Many of those arrested are veterans of the peace movement. Metzler, Mullian and Cronin-Geller, for example, were among 107 demonstrators arrested for blocking the entrance to the federal courthouse on March 20, 2003, at the start of the war in Iraq.
Metzler and Mullian were among a group that elected to spend seven days in the Federal Detention Center rather than pay a $250 fine.
Monday’s arrests capped a daylong antiwar march that began at 10:30 a.m. at Old First Reformed Church at Fourth and Race Streets, continued along Market Street, stopped at the federal building complex at Sixth Street, and circled City Hall before heading to the Widener Building.
Smith said four demonstrators got to the corridor outside Santorum’s ninth-floor office before the staff locked the doors and building management turned off the elevators.
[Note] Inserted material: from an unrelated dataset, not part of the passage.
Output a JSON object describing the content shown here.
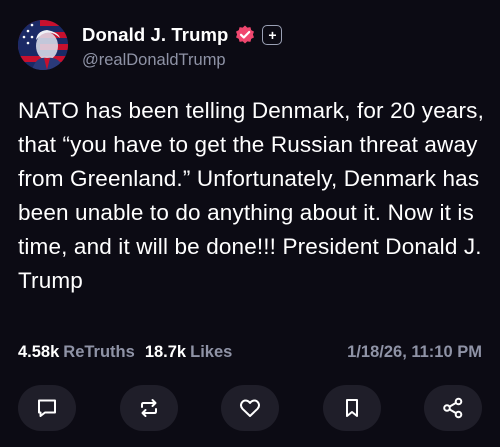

The other 10 demonstrators arrested gathered in the lobby where Smith said they chanted, “Bush won’t listen, Congress must act,” read the names of Pennsylvanians killed in Iraq, and refused to leave until Santorum signed the “Declaration of Peace Congressional Pledge.”
Santorum spokesman Robert Traynham said that “the senator does respect other people’s rights to express their displeasure, but they don’t have a right to disturb the workplaces of others in the same building.”